Patients also need to be educated on the effectiveness and adverse consequences of the opioids, while providers monitor for adherence, abuse, and noncompliance.

A Systemic Change for the Individual

Overdoses are still going to occur, and hurdles still persist for patients to receive timely addiction treatment. In fact, recent study findings showed less than one-third of adolescents to experience an opioid overdose ever did receive such care.

Study author Rachel Alinsky, MD, MPH, told HCPLive that providers often do not know if their patient is presenting with opioid use disorder, or how to help get them treatment when they do recognize it.

Alinsky, from the general pediatrics and adolescent medicine division at Johns Hopkins School of Medicine, and colleagues analyzed more than 4 million Medicaid-enrolled adolescents and learned that not only did patients most not receive post-overdose treatment, but just 1 in 54 received pharmacotherapy with buprenorphine, naltrexone, or methadone when appropriate.

Having these options for care are rendered useless if individualized treatment isn’t prioritized. Certain factors could help the prescriber determine the level of care someone needs, like whether they need to go to an inpatient treatment facility or if they are stable enough for outpatient treatment.

It’s necessary for clinicians to weigh the benefits when prescribing, especially if there are possible chances of abuse.

“There are instances where opioids are necessary,” Alinsky told HCPLive. “But as clinicians are being careful and making sure they’re only prescribing when they need to and not prescribing huge quantities, there’s definitely things that can mitigate the risk.”

The study, which focused on adolescents aged 13-22 years old, highlighted that systemic changes still need to be made to prescribing patterns.

“To me, the main takeaway is that it’s unacceptable that right now our treatment system is only able to provide the standard of care treatment to 1 in 50 youths who are coming in with an overdose—which we wouldn’t really expect for any other medical condition,” she said.

The problem won’t get fixed until prescribing providers start thinking if the overdose is part of an underlying opioid use disorder and what treatment they can help the patient access at the time.

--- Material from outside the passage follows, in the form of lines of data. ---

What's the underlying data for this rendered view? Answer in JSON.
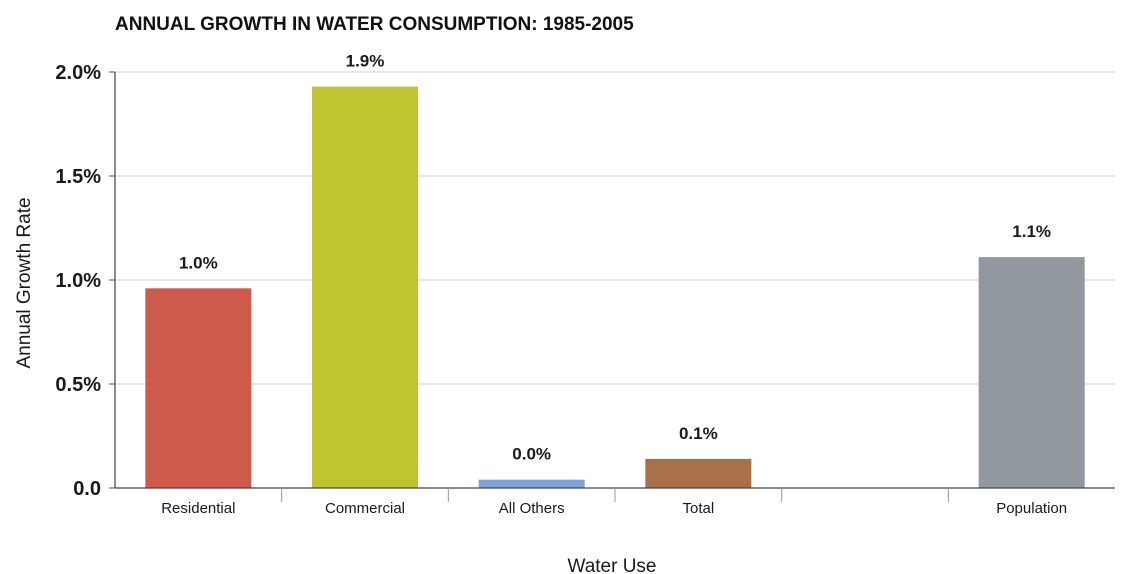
{
  "chart_data": {
    "type": "bar",
    "title": "ANNUAL GROWTH IN WATER CONSUMPTION: 1985-2005",
    "xlabel": "Water Use",
    "ylabel": "Annual Growth Rate",
    "ylim": [
      0,
      2.0
    ],
    "yticks": [
      {
        "value": 0.0,
        "label": "0.0"
      },
      {
        "value": 0.5,
        "label": "0.5%"
      },
      {
        "value": 1.0,
        "label": "1.0%"
      },
      {
        "value": 1.5,
        "label": "1.5%"
      },
      {
        "value": 2.0,
        "label": "2.0%"
      }
    ],
    "grid": true,
    "categories": [
      "Residential",
      "Commercial",
      "All Others",
      "Total",
      "",
      "Population"
    ],
    "values": [
      0.96,
      1.93,
      0.04,
      0.14,
      null,
      1.11
    ],
    "data_labels": [
      "1.0%",
      "1.9%",
      "0.0%",
      "0.1%",
      "",
      "1.1%"
    ],
    "colors": [
      "#cd5a4b",
      "#bfc52f",
      "#7fa3d8",
      "#a9714a",
      null,
      "#9298a0"
    ]
  }
}
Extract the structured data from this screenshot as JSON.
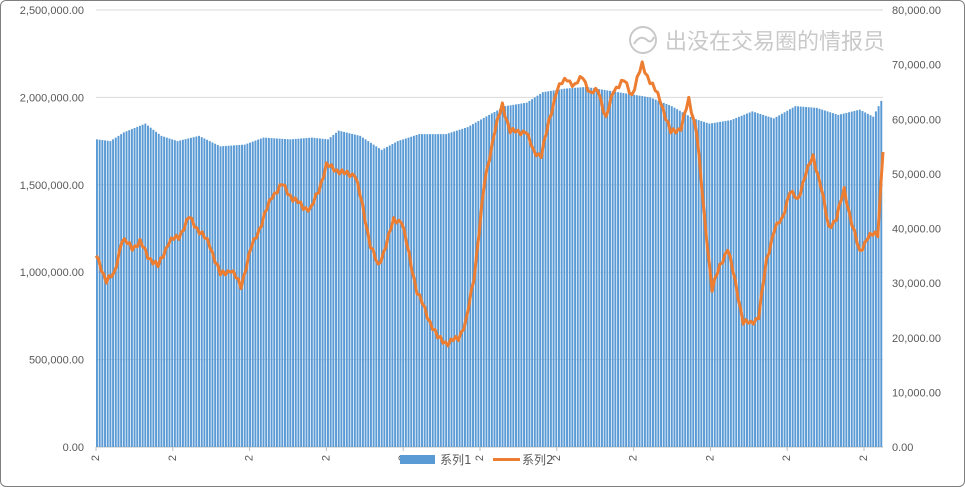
{
  "chart_data": {
    "type": "bar",
    "title": "",
    "xlabel": "",
    "ylabel": "",
    "y_left": {
      "lim": [
        0,
        2500000
      ],
      "ticks": [
        "0.00",
        "500,000.00",
        "1,000,000.00",
        "1,500,000.00",
        "2,000,000.00",
        "2,500,000.00"
      ]
    },
    "y_right": {
      "lim": [
        0,
        80000
      ],
      "ticks": [
        "0.00",
        "10,000.00",
        "20,000.00",
        "30,000.00",
        "40,000.00",
        "50,000.00",
        "60,000.00",
        "70,000.00",
        "80,000.00"
      ]
    },
    "x_tick_labels": [
      "2",
      "2",
      "2",
      "2",
      "2",
      "2",
      "2",
      "2",
      "2",
      "2",
      "2"
    ],
    "gridlines": true,
    "legend_position": "bottom-center",
    "colors": {
      "series1": "#5b9bd5",
      "series2": "#ed7d31"
    },
    "series": [
      {
        "name": "系列1",
        "type": "bar",
        "axis": "left",
        "anchors": [
          [
            0,
            1760000
          ],
          [
            5,
            1750000
          ],
          [
            10,
            1800000
          ],
          [
            18,
            1850000
          ],
          [
            24,
            1780000
          ],
          [
            30,
            1750000
          ],
          [
            38,
            1780000
          ],
          [
            46,
            1720000
          ],
          [
            55,
            1730000
          ],
          [
            62,
            1770000
          ],
          [
            72,
            1760000
          ],
          [
            80,
            1770000
          ],
          [
            86,
            1760000
          ],
          [
            90,
            1810000
          ],
          [
            98,
            1780000
          ],
          [
            106,
            1700000
          ],
          [
            112,
            1750000
          ],
          [
            120,
            1790000
          ],
          [
            130,
            1790000
          ],
          [
            138,
            1830000
          ],
          [
            146,
            1900000
          ],
          [
            152,
            1950000
          ],
          [
            160,
            1970000
          ],
          [
            166,
            2030000
          ],
          [
            174,
            2050000
          ],
          [
            182,
            2060000
          ],
          [
            190,
            2040000
          ],
          [
            198,
            2020000
          ],
          [
            206,
            2000000
          ],
          [
            214,
            1950000
          ],
          [
            222,
            1880000
          ],
          [
            228,
            1850000
          ],
          [
            236,
            1870000
          ],
          [
            244,
            1920000
          ],
          [
            252,
            1880000
          ],
          [
            260,
            1950000
          ],
          [
            268,
            1940000
          ],
          [
            276,
            1900000
          ],
          [
            284,
            1930000
          ],
          [
            289,
            1890000
          ],
          [
            292,
            1980000
          ]
        ]
      },
      {
        "name": "系列2",
        "type": "line",
        "axis": "right",
        "anchors": [
          [
            0,
            35000
          ],
          [
            4,
            30500
          ],
          [
            7,
            31500
          ],
          [
            10,
            38000
          ],
          [
            14,
            36500
          ],
          [
            17,
            37500
          ],
          [
            20,
            35000
          ],
          [
            24,
            33000
          ],
          [
            28,
            37500
          ],
          [
            32,
            38500
          ],
          [
            36,
            42000
          ],
          [
            40,
            39500
          ],
          [
            44,
            37000
          ],
          [
            48,
            31500
          ],
          [
            52,
            32500
          ],
          [
            56,
            29500
          ],
          [
            60,
            36500
          ],
          [
            64,
            41000
          ],
          [
            68,
            46000
          ],
          [
            72,
            48000
          ],
          [
            76,
            45500
          ],
          [
            80,
            44000
          ],
          [
            83,
            43500
          ],
          [
            86,
            47000
          ],
          [
            89,
            51500
          ],
          [
            92,
            51000
          ],
          [
            96,
            50000
          ],
          [
            100,
            50000
          ],
          [
            103,
            44000
          ],
          [
            106,
            37000
          ],
          [
            109,
            33000
          ],
          [
            112,
            37000
          ],
          [
            115,
            41500
          ],
          [
            118,
            41500
          ],
          [
            121,
            35000
          ],
          [
            124,
            28500
          ],
          [
            128,
            24000
          ],
          [
            132,
            20000
          ],
          [
            136,
            19000
          ],
          [
            140,
            20000
          ],
          [
            143,
            23000
          ],
          [
            146,
            31000
          ],
          [
            150,
            48000
          ],
          [
            154,
            58000
          ],
          [
            157,
            62500
          ],
          [
            160,
            58000
          ],
          [
            163,
            57500
          ],
          [
            166,
            58000
          ],
          [
            169,
            54000
          ],
          [
            172,
            53500
          ],
          [
            175,
            59500
          ],
          [
            178,
            65500
          ],
          [
            182,
            67500
          ],
          [
            185,
            66000
          ],
          [
            188,
            68000
          ],
          [
            191,
            64500
          ],
          [
            194,
            65500
          ],
          [
            197,
            60000
          ],
          [
            200,
            65500
          ],
          [
            204,
            67000
          ],
          [
            207,
            64500
          ],
          [
            211,
            70000
          ],
          [
            214,
            67000
          ],
          [
            218,
            63500
          ],
          [
            222,
            57500
          ],
          [
            226,
            58500
          ],
          [
            229,
            63500
          ],
          [
            232,
            58000
          ],
          [
            235,
            42000
          ],
          [
            238,
            29000
          ],
          [
            241,
            33000
          ],
          [
            244,
            36500
          ],
          [
            247,
            30000
          ],
          [
            250,
            23000
          ],
          [
            253,
            22500
          ],
          [
            256,
            24000
          ],
          [
            259,
            34000
          ],
          [
            262,
            40000
          ],
          [
            265,
            41500
          ],
          [
            268,
            47000
          ],
          [
            271,
            45000
          ],
          [
            274,
            50000
          ],
          [
            277,
            53000
          ],
          [
            280,
            48000
          ],
          [
            283,
            40000
          ],
          [
            286,
            42000
          ],
          [
            289,
            47000
          ],
          [
            292,
            41000
          ],
          [
            295,
            35500
          ],
          [
            298,
            38500
          ],
          [
            302,
            39000
          ],
          [
            304,
            54500
          ]
        ]
      }
    ]
  },
  "watermark": {
    "text": "出没在交易圈的情报员",
    "icon": "handshake-logo-icon"
  }
}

Providers must be familiar with community resources to help steer their patients in the right direction.

Where Do We Go from Here?

Incentives are also needed to have more pediatric providers prescribe such medications, by getting their waivers and targeted funding to increase the number of youth-serving addiction facilities, Alinsky concluded.The prescribing process has been laid out for providers by organizations and at the state-level, so it is important that providers have the proper information available and that insurers approve appropriate medications like buprenorphine to combat opioid abuse, Manchikanti said.

However, to reduce the number of opioid prescriptions, non-opioid techniques must be approved, including multiple interventional techniques, or new evidence-based treatment options must come to the forefront of clinical research.

Until safer, tolerable, effective pain medicine supplants the role of opioids, agencies have a responsibility to continue bettering and monitoring the means by which they reach patients today.

There’s too much at stake for them to not provide guidance.